As 2 p.m. arrived, the tables were clothed in lace, tropical-colored corsages were pinned on the bridal party, silver ribbons were wrapped on outside posts, and guests began gathering with gifts.
“Justin, don’t open the presents so fast!” baby sister Audrey said to future brother-in-law, Justin, as gleaming, he ripped wrapping paper from each gift..
“Maybe I’ll get married just for the presents,” I told spinster sister Wendy, whose duty was to arrange the unwrapped gifts on a nearby display table.
While Wendy hustled to keep pace with “brotherhood’s” present-unwrapping, I commenced to my self-appointed duty of greeting (and entertaining) guests.

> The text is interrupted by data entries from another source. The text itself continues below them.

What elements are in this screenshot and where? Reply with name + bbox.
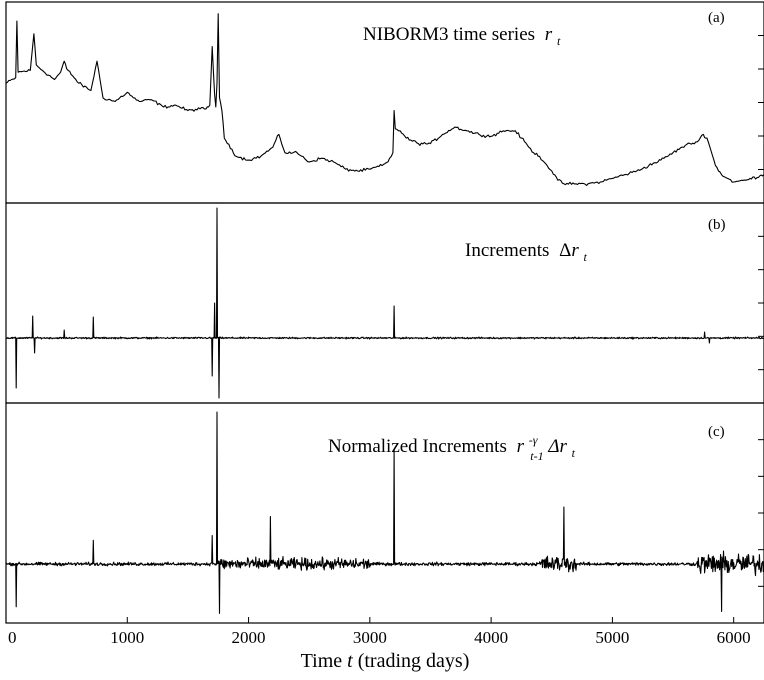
panel-c-series-line [5,411,764,614]
panel-b-label: (b) [708,217,726,233]
x-axis-tick-label: 4000 [474,628,508,647]
panel-a: (a) NIBORM3 time series r t [5,1,764,204]
x-axis-tick-label: 5000 [595,628,629,647]
panel-c-right-ticks [758,439,764,587]
panel-b-right-ticks [758,235,764,371]
panel-c-title: Normalized Increments r -γ t-1 Δr t [328,428,576,465]
panel-b-frame [5,202,764,404]
panel-a-series-line [5,13,764,187]
panel-b: (b) Increments Δr t [5,202,764,404]
panel-c-frame [5,402,764,624]
x-axis-tick-label: 6000 [717,628,751,647]
x-axis-tick-label: 3000 [353,628,387,647]
x-axis-tick-label: 2000 [232,628,266,647]
panel-a-right-ticks [758,35,764,170]
x-axis-ticks: 0 1000 2000 3000 4000 5000 6000 [5,617,751,647]
panel-a-title: NIBORM3 time series r t [363,24,561,48]
panel-c-label: (c) [708,424,725,440]
x-axis-tick-label: 1000 [110,628,144,647]
panel-b-title: Increments Δr t [465,240,588,264]
panel-b-series-line [5,207,764,399]
panel-a-label: (a) [708,10,725,26]
x-axis-tick-label: 0 [8,628,17,647]
panel-c: (c) Normalized Increments r -γ t-1 Δr t … [5,402,764,672]
x-axis-label: Time t (trading days) [301,650,470,672]
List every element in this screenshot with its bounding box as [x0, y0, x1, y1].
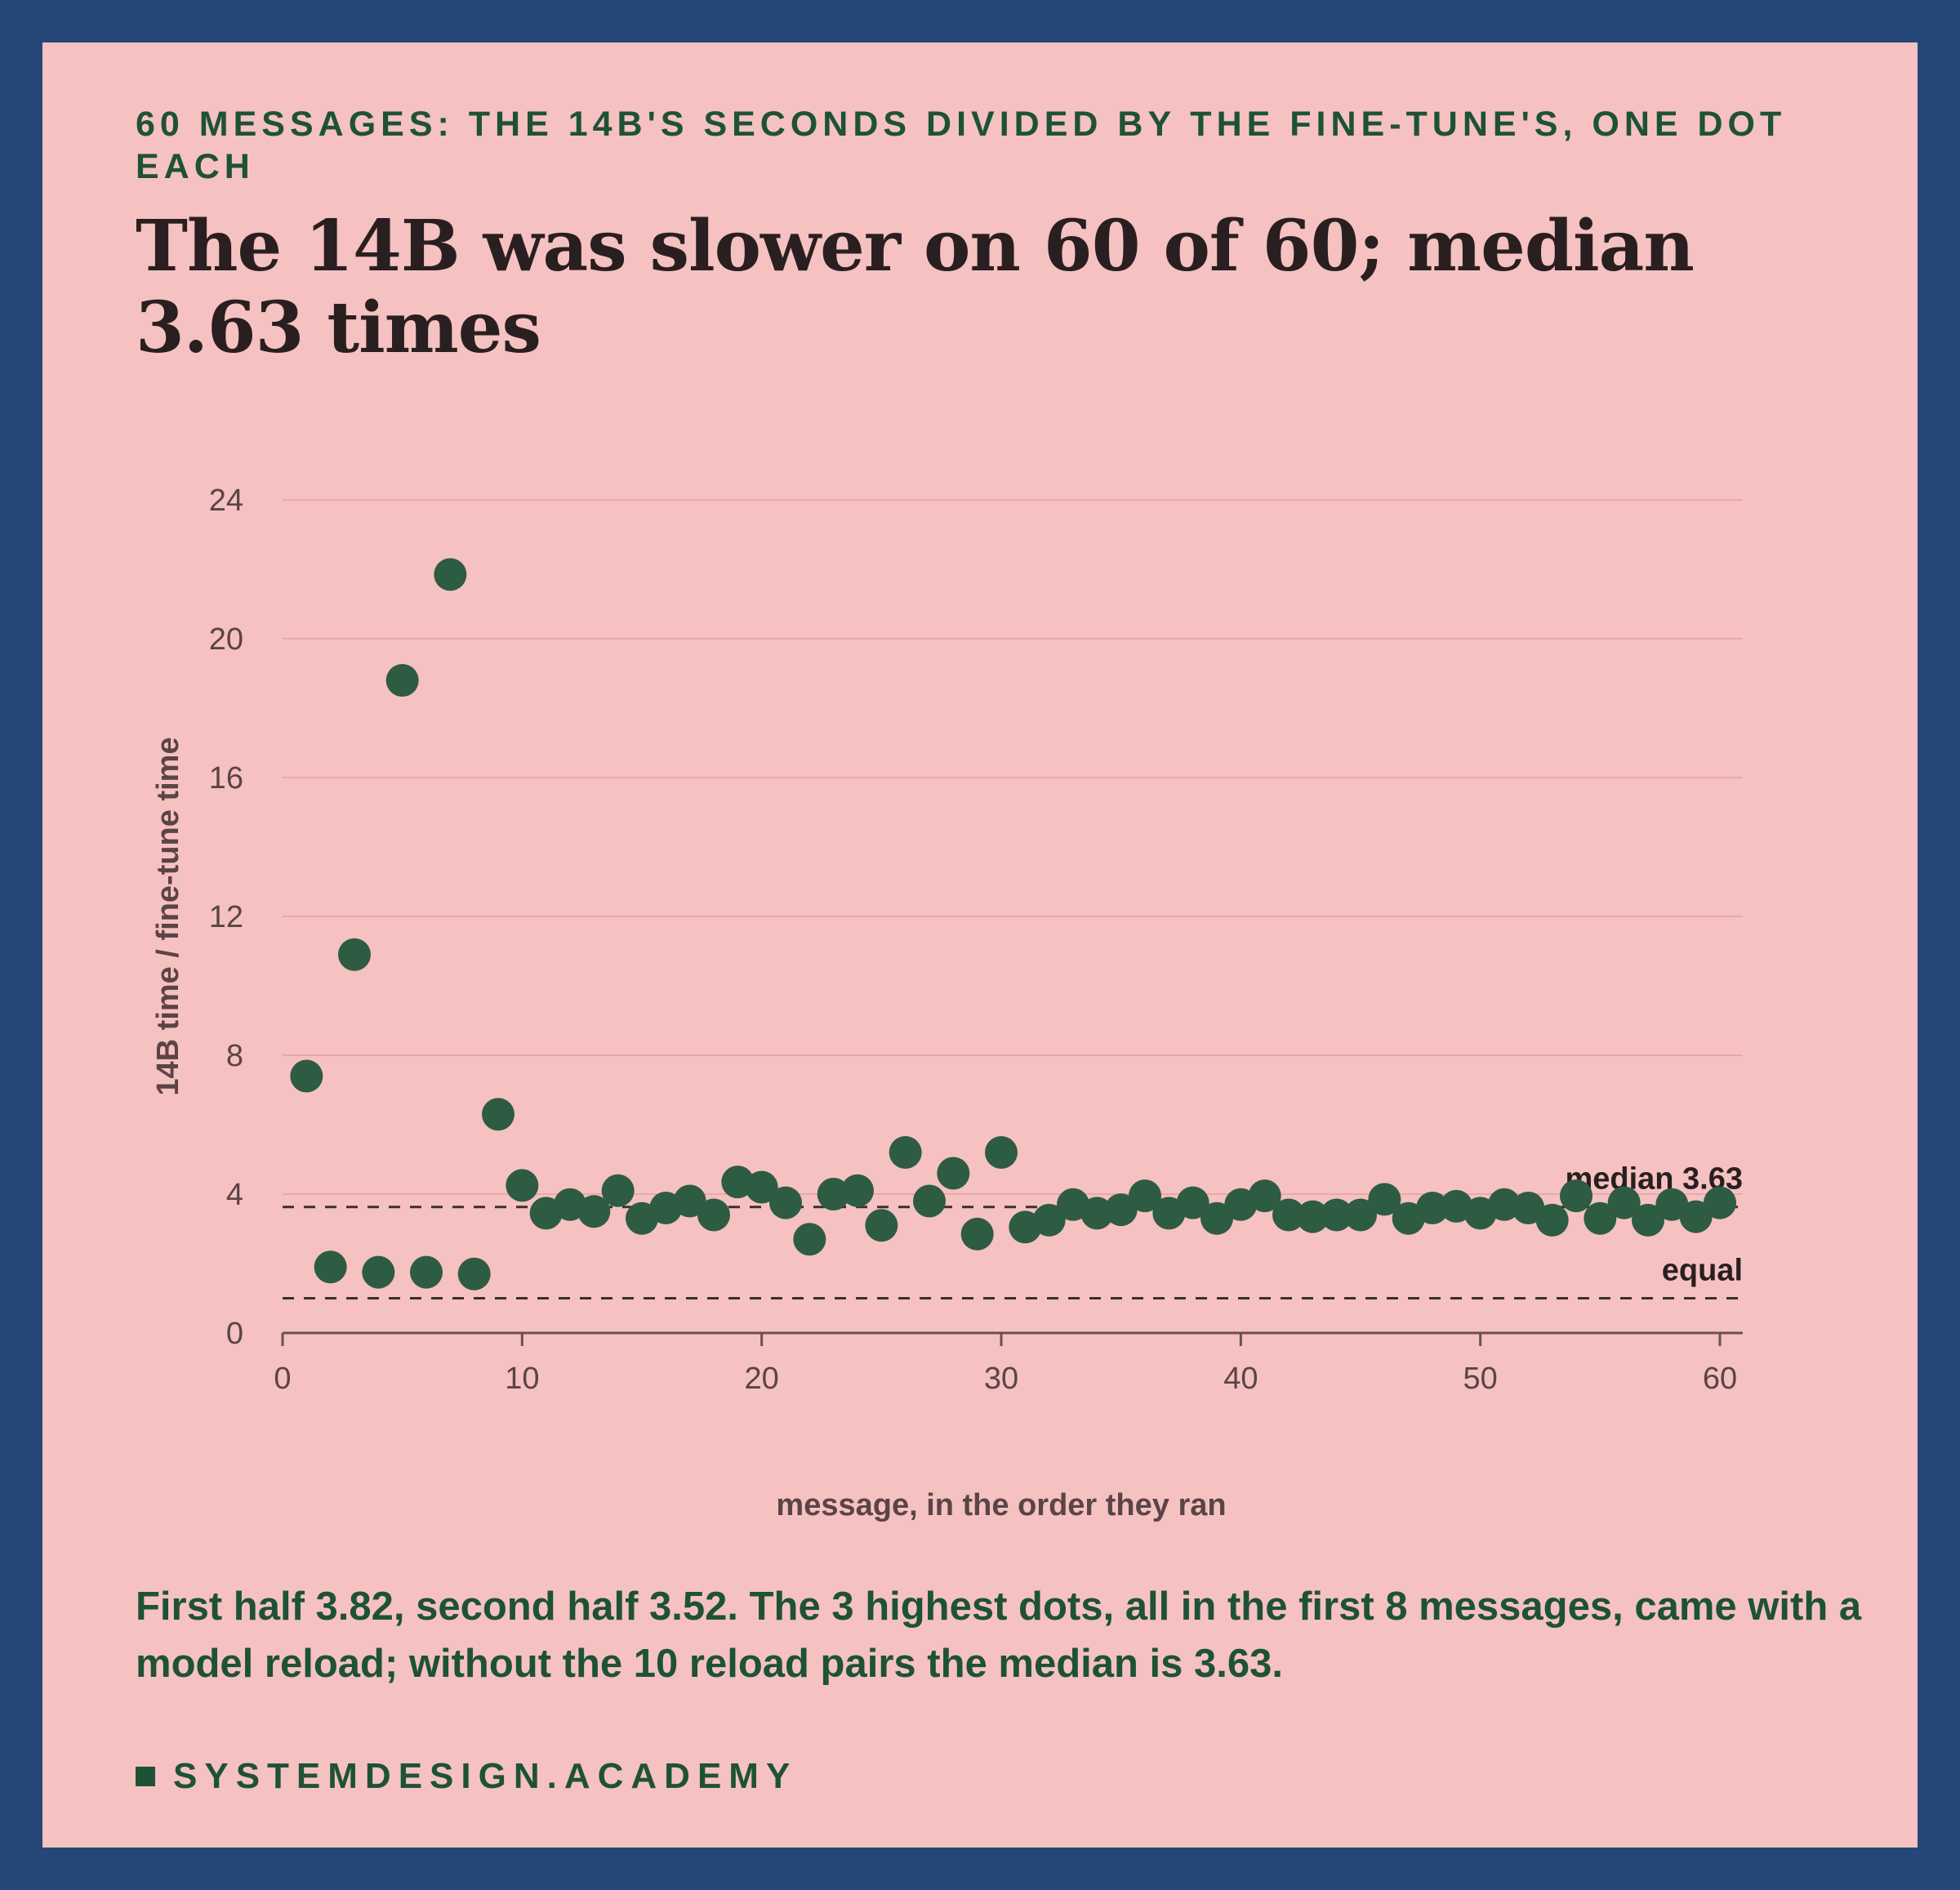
data-point	[1704, 1186, 1736, 1219]
data-point	[1176, 1186, 1209, 1219]
data-point	[434, 558, 467, 591]
y-tick-label: 0	[226, 1317, 243, 1351]
data-point	[673, 1184, 706, 1218]
data-point	[889, 1136, 922, 1169]
data-point	[697, 1198, 730, 1232]
x-axis-title: message, in the order they ran	[776, 1488, 1226, 1522]
data-point	[457, 1257, 491, 1290]
axes: 0 4 8 12 16 20 24 0 10 20 30 40 50 60	[209, 484, 1743, 1396]
y-tick-label: 24	[209, 484, 243, 518]
x-tick-label: 50	[1463, 1362, 1498, 1396]
x-tick-label: 10	[505, 1362, 539, 1396]
data-point	[1535, 1203, 1569, 1237]
chart-note: First half 3.82, second half 3.52. The 3…	[136, 1585, 1862, 1686]
data-point	[1368, 1183, 1401, 1216]
data-point	[817, 1178, 850, 1210]
data-point	[937, 1157, 970, 1190]
data-point	[1296, 1200, 1330, 1233]
data-point	[385, 664, 419, 697]
x-tick-label: 30	[984, 1362, 1018, 1396]
data-point	[506, 1169, 539, 1202]
y-tick-label: 16	[209, 761, 243, 796]
data-point	[1200, 1201, 1233, 1235]
data-point	[601, 1174, 635, 1207]
x-tick-label: 20	[745, 1362, 779, 1396]
data-point	[1488, 1188, 1521, 1221]
data-point	[1344, 1198, 1377, 1232]
brand-square-icon	[136, 1767, 155, 1786]
data-point	[314, 1250, 347, 1284]
y-tick-label: 8	[226, 1039, 243, 1073]
data-point	[793, 1223, 826, 1256]
data-point	[1032, 1203, 1066, 1237]
data-point	[362, 1255, 395, 1289]
data-point	[865, 1209, 898, 1242]
data-point	[1104, 1193, 1138, 1227]
data-point	[1272, 1198, 1305, 1232]
data-point	[1416, 1192, 1449, 1224]
y-tick-label: 12	[209, 900, 243, 934]
data-point	[1584, 1201, 1617, 1235]
x-tick-label: 0	[274, 1362, 291, 1396]
brand-name: SYSTEMDESIGN.ACADEMY	[173, 1756, 798, 1796]
data-points	[290, 558, 1736, 1290]
data-point	[1320, 1198, 1353, 1232]
data-point	[960, 1217, 994, 1250]
data-point	[1560, 1179, 1592, 1213]
data-point	[913, 1184, 946, 1218]
chart-kicker: 60 messages: the 14B's seconds divided b…	[136, 105, 1787, 186]
x-tick-label: 40	[1223, 1362, 1258, 1396]
data-point	[1129, 1179, 1161, 1213]
data-point	[1248, 1179, 1281, 1213]
data-point	[1679, 1200, 1713, 1233]
data-point	[1632, 1203, 1664, 1237]
chart-headline: The 14B was slower on 60 of 60; median 3…	[136, 205, 1695, 369]
y-axis-title: 14B time / fine-tune time	[151, 737, 185, 1095]
x-tick-label: 60	[1703, 1362, 1737, 1396]
data-point	[1607, 1186, 1641, 1219]
data-point	[577, 1195, 611, 1228]
data-point	[769, 1186, 802, 1219]
data-point	[985, 1136, 1018, 1169]
data-point	[410, 1255, 443, 1289]
y-tick-label: 4	[226, 1178, 243, 1212]
brand: SYSTEMDESIGN.ACADEMY	[136, 1756, 797, 1797]
data-point	[745, 1170, 778, 1204]
gridlines	[283, 499, 1743, 1195]
data-point	[290, 1059, 323, 1093]
y-tick-label: 20	[209, 622, 243, 657]
equal-label: equal	[1662, 1254, 1743, 1288]
data-point	[841, 1174, 874, 1207]
data-point	[1080, 1197, 1114, 1230]
data-point	[482, 1098, 514, 1131]
data-point	[338, 938, 371, 971]
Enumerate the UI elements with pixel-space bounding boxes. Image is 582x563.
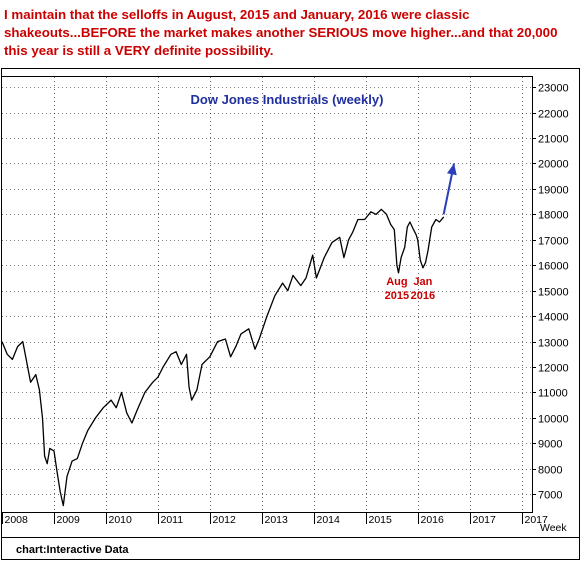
y-tick-label: 16000 bbox=[538, 261, 569, 273]
y-tick-label: 22000 bbox=[538, 109, 569, 121]
y-tick-label: 23000 bbox=[538, 83, 569, 95]
y-tick-label: 19000 bbox=[538, 185, 569, 197]
y-tick-label: 10000 bbox=[538, 414, 569, 426]
y-tick-label: 18000 bbox=[538, 210, 569, 222]
series-line bbox=[1, 208, 445, 507]
x-tick-label: 2017 bbox=[473, 514, 497, 526]
gridlines bbox=[2, 77, 532, 512]
y-tick-label: 21000 bbox=[538, 134, 569, 146]
x-tick-label: 2015 bbox=[369, 514, 393, 526]
x-axis-label: Week bbox=[540, 522, 567, 534]
annotations: Aug 2015 Jan 2016 bbox=[385, 276, 435, 302]
headline-text: I maintain that the selloffs in August, … bbox=[4, 7, 558, 58]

Yet, our “Mary and Martha” enactment came to a grinding halt when midway through the Eaves’ event, Daddy dazzled the soon-to-be newlyweds with a rather big box.
Justin beamed as he beheld the 37-inch flat screen engagement gift going home with him that afternoon.
Meanwhile, Wendy and I, soured by shock, disapprovingly shook our heads.
“She’s so the baby,” spinster sister Wendy said of engaged sister, Audrey.
“She’s so spoiled,” I replied, craving a chocolate ball and Pat McGhee’s pepper jelly on the nearby refreshment table.
Nabbing a napkin after my fourth feeding, I wiped my crumb-coated lips with the pastel party napkin — now stained by coral-colored lipstick streaks.
“Try this,” my spinster sister said, retrieving a tube of plum lip color from her purse.
“Why, it looks better on you than it does on me,” she said, while I checked my painted lips with her palm-sized mirror.
“Well, you better keep that lipstick handy,” I replied. And while Audrey and Justin smiled, standing by Daddy and their 37-inch flat screen TV, I resorted to the refreshment table for my fifth, but not final, feeding at perhaps the first, but not last, Eaves’ bridal shower at Liberty Christian Church.